227/AB XXI.GP

 

Die Abgeordneten zum Nationalrat Mag. Schweitzer und Kollegen haben am 16. Dezember

1999 unter der Nr. 215/J an meinen Amtsvorgänger eine schriftliche parlamentarische

Anfrage betreffend „Schutz der Menschenrechte in Österreich“ gerichtet.

 

Diese Anfrage beantworte ich aufgrund der mir vorliegenden Informationen wie folgt:

 

Zu Frage 1:

 

Der Schutz der Menschenrechte in Österreich ist ein vordringliches politisches Ziel der

Bundesregierung: Das Regierungsprogramm unterstreicht sowohl in der vorangestellten

Deklaration als auch im Abschnitt über Außen - und Europapolitik die Bedeutung der

Menschen- und Minderheitenrechte nachdrücklich. Darüber hinaus bin ich davon überzeugt,

dass im Schutz der Menschenrechte eine wesentliche Funktion der Sicherheitsexekutive liegt.

 

Zu Frage 2:

 

Die österreichische Sicherheitsexekutive hat einen hohen Standard der Wahrung der

Menschenrechte in ihrer Arbeit erreicht; wir müssen dennoch laufend um Qualitätssicherung

bemüht bleiben, um den Ist - Zustand einer 100%igen Gewährleistung der Menschenrechte

möglichst anzunähern.

 

Zu Frage 3:

 

Für den Bereich der Sicherheitsverwaltung ist mit dem Sicherheitspolizeigesetz (SPG) am

1. Mai 1993 ein äußerst umfangreiches Rechtsschutzsystem in Kraft getreten, das die bis

dahin vorhandenen Defizite nach nunmehr weitgehend einhelliger Meinung beseitigt hat.

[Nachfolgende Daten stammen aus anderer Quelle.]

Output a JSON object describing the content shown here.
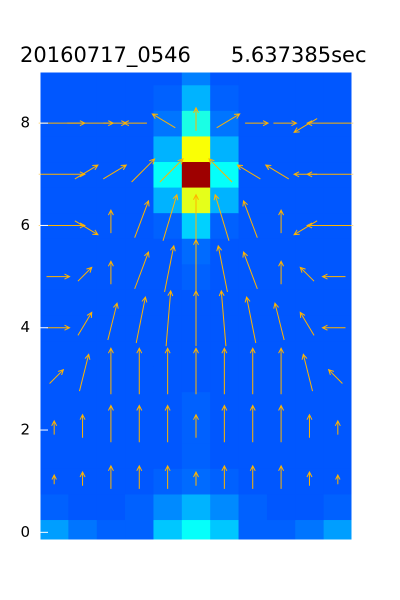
{
  "chart_data": {
    "type": "contour",
    "title": "20160717_0546      5.637385sec",
    "ylim": [
      -0.15,
      9
    ],
    "yticks": [
      0,
      2,
      4,
      6,
      8
    ],
    "colormap": "jet",
    "y": [
      0,
      0.5,
      1,
      1.5,
      2,
      2.5,
      3,
      3.5,
      4,
      4.5,
      5,
      5.5,
      6,
      6.5,
      7,
      7.5,
      8,
      8.5,
      9
    ],
    "z": [
      [
        0.28,
        0.24,
        0.22,
        0.22,
        0.32,
        0.38,
        0.32,
        0.22,
        0.22,
        0.24,
        0.28
      ],
      [
        0.22,
        0.21,
        0.21,
        0.22,
        0.26,
        0.3,
        0.26,
        0.22,
        0.21,
        0.21,
        0.22
      ],
      [
        0.21,
        0.21,
        0.21,
        0.21,
        0.22,
        0.23,
        0.22,
        0.21,
        0.21,
        0.21,
        0.21
      ],
      [
        0.21,
        0.21,
        0.21,
        0.21,
        0.21,
        0.22,
        0.21,
        0.21,
        0.21,
        0.21,
        0.21
      ],
      [
        0.21,
        0.21,
        0.21,
        0.21,
        0.21,
        0.22,
        0.21,
        0.21,
        0.21,
        0.21,
        0.21
      ],
      [
        0.21,
        0.21,
        0.21,
        0.21,
        0.21,
        0.22,
        0.21,
        0.21,
        0.21,
        0.21,
        0.21
      ],
      [
        0.21,
        0.21,
        0.21,
        0.21,
        0.21,
        0.21,
        0.21,
        0.21,
        0.21,
        0.21,
        0.21
      ],
      [
        0.21,
        0.21,
        0.21,
        0.21,
        0.21,
        0.21,
        0.21,
        0.21,
        0.21,
        0.21,
        0.21
      ],
      [
        0.21,
        0.21,
        0.21,
        0.21,
        0.21,
        0.21,
        0.21,
        0.21,
        0.21,
        0.21,
        0.21
      ],
      [
        0.21,
        0.21,
        0.21,
        0.21,
        0.21,
        0.21,
        0.21,
        0.21,
        0.21,
        0.21,
        0.21
      ],
      [
        0.21,
        0.21,
        0.21,
        0.21,
        0.21,
        0.22,
        0.21,
        0.21,
        0.21,
        0.21,
        0.21
      ],
      [
        0.21,
        0.21,
        0.21,
        0.21,
        0.21,
        0.23,
        0.21,
        0.21,
        0.21,
        0.21,
        0.21
      ],
      [
        0.21,
        0.21,
        0.21,
        0.21,
        0.22,
        0.33,
        0.22,
        0.21,
        0.21,
        0.21,
        0.21
      ],
      [
        0.21,
        0.21,
        0.21,
        0.21,
        0.3,
        0.6,
        0.3,
        0.21,
        0.21,
        0.21,
        0.21
      ],
      [
        0.21,
        0.21,
        0.21,
        0.21,
        0.38,
        0.97,
        0.38,
        0.21,
        0.21,
        0.21,
        0.21
      ],
      [
        0.21,
        0.21,
        0.21,
        0.21,
        0.3,
        0.62,
        0.3,
        0.21,
        0.21,
        0.21,
        0.21
      ],
      [
        0.21,
        0.21,
        0.21,
        0.21,
        0.24,
        0.4,
        0.24,
        0.21,
        0.21,
        0.21,
        0.21
      ],
      [
        0.21,
        0.21,
        0.21,
        0.21,
        0.22,
        0.3,
        0.22,
        0.21,
        0.21,
        0.21,
        0.21
      ],
      [
        0.21,
        0.21,
        0.21,
        0.21,
        0.21,
        0.25,
        0.21,
        0.21,
        0.21,
        0.21,
        0.21
      ]
    ],
    "vectors": {
      "color": "#ffb400",
      "y": [
        1,
        2,
        3,
        4,
        5,
        6,
        7,
        8
      ],
      "u": [
        [
          0,
          0,
          0,
          0,
          0,
          0,
          0,
          0,
          0,
          0,
          0
        ],
        [
          0,
          0,
          0,
          0,
          0,
          0,
          0,
          0,
          0,
          0,
          0
        ],
        [
          0.3,
          0.2,
          0,
          0,
          0,
          0,
          0,
          0,
          0,
          -0.2,
          -0.3
        ],
        [
          0.5,
          0.3,
          0.2,
          0.2,
          0.1,
          0,
          -0.1,
          -0.2,
          -0.2,
          -0.3,
          -0.5
        ],
        [
          0.5,
          0.3,
          0,
          0.3,
          0.2,
          0,
          -0.2,
          -0.3,
          0,
          -0.3,
          -0.5
        ],
        [
          1,
          0.5,
          0,
          0.3,
          0.3,
          0,
          -0.3,
          -0.3,
          0,
          -0.5,
          -1
        ],
        [
          1,
          0.5,
          0.5,
          0.5,
          0.5,
          0,
          -0.5,
          -0.5,
          -0.5,
          -0.5,
          -1
        ],
        [
          1,
          1,
          0.5,
          -0.5,
          -0.5,
          0,
          0.5,
          0.5,
          0.5,
          -0.5,
          -1
        ]
      ],
      "v": [
        [
          0.2,
          0.3,
          0.5,
          0.5,
          0.5,
          0.3,
          0.5,
          0.5,
          0.5,
          0.3,
          0.2
        ],
        [
          0.3,
          0.5,
          0.8,
          0.8,
          0.8,
          0.5,
          0.8,
          0.8,
          0.8,
          0.5,
          0.3
        ],
        [
          0.3,
          0.8,
          1,
          1,
          1,
          1,
          1,
          1,
          1,
          0.8,
          0.3
        ],
        [
          0,
          0.5,
          0.8,
          1,
          1.2,
          1.2,
          1.2,
          1,
          0.8,
          0.5,
          0
        ],
        [
          0,
          0.3,
          0.5,
          0.8,
          1,
          1.2,
          1,
          0.8,
          0.5,
          0.3,
          0
        ],
        [
          0,
          -0.3,
          0.5,
          0.8,
          1,
          1,
          1,
          0.8,
          0.5,
          -0.3,
          0
        ],
        [
          0,
          0.3,
          0.3,
          0.5,
          0.5,
          0,
          0.5,
          0.3,
          0.3,
          0,
          0
        ],
        [
          0,
          0,
          0,
          0,
          0.3,
          0.5,
          0.3,
          0,
          0,
          -0.3,
          0
        ]
      ]
    }
  }
}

Mit der SPG - Novelle 1999 ist darüber hinaus eine wesentliche Verbesserung des Verfahrens

bei Beschwerden wegen behaupteter Verletzung einer Berufspflicht nach der Richtlinien -

Verordnung erfolgt. Nunmehr besteht die Möglichkeit einer offenen Aussprache zwischen dem

Beschwerdeführer und den von der Beschwerde unmittelbar betroffenen Organen des

öffentlichen Sicherheitsdienstes. Diese Aussprache, die außerhalb der Dienstaufsicht

stattfindet, wird von besonders geschulten Beamten moderiert. Auf diese Weise wird

einerseits dem Bedürfnis des Beschwerdeführers, die nach seiner Ansicht geschehene

Richtlinien - Verletzung darzustellen, besser entsprochen und andererseits ein Rahmen

geschaffen, der es den Beamten erleichtern soll, die Beschwerde zum Anlaß zu nehmen, ihr

professionelles Verhalten zu überdenken.

 

Mit derselben SPG - Novelle ist zudem der Menschenrechtsbeirat auf der Grundlage einer

verfassungsgesetzlichen Regelung geschaffen worden. Dieser Beirat soll den Bundesminister

für Inneres bei der Wahrung der Menschenrechte beraten. Hiezu hat der Beirat die Tätigkeit

der Sicherheitsexekutive begleitend zu überprüfen und Strukturdefizite abseits persönlicher

Verantwortung festzustellen, damit eine bessere Wahrung der Menschenrechte durch die

Sicherheitsexekutive gewährleistet werden kann.

 

Zu Frage 4:

 

Eine Feststellung der Zahl der in den vergangenen drei Jahren erfolgten

Menschenrechtsverletzungen ist im Hinblick auf die Unschärfe des Begriffs der

Menschenrechte im Verhältnis zu den bestehenden Rechtsschutzmöglichkeiten (§§ 88 und 89

SPG, § 67c AVG und §§ 72f FRG) nicht möglich; hinzu kommt, dass die Verletzung eines

Rechtes nicht ident ist mit der Feststellung der Verletzung eines Rechtes. Jedenfalls sind jedoch

Verletzungen folgender verfassungsgesetzlich gewährleisteter Rechte festgestellt worden:

 

 

Verletzte Rechtsnorm

 Anzahl der Fälle

Art. 3 EMRK

 18

Art. 8 EMRK

 25

Art 5 EMRK, BVG zum Schutz der

persönlichen Freiheit

 22


 

Art 1 des 1. Zusatzprotokolls zur EMRK,

Art. 5 StGG

 4

Art. 1 des 7. Zusatzprotokolls zur BMRK

 1

 

 

Zu Frage 5:

 

Die Behauptung von Rechtsverletzungen führt zu Rechtsschutzverfahren im Bereich der

Verwaltung wie der Strafjustiz. Der dem National - und dem Bundesrat gemäß § 93 SPG

jährlich zu erstattende Sicherheitsbericht enthält auch statistische Angaben über die im

Berichtsjahr geführten Rechtsschutzverfahren sowie über die gegen Organe des öffentlichen

Sicherheitsdienstes erhobenen Vorwürfe aus disziplinar - und strafrechtlicher Sicht. Für das

Jahr 1999 sind statistische Angaben gegenwärtig noch nicht verfügbar. Im Jahre 1998 (1997)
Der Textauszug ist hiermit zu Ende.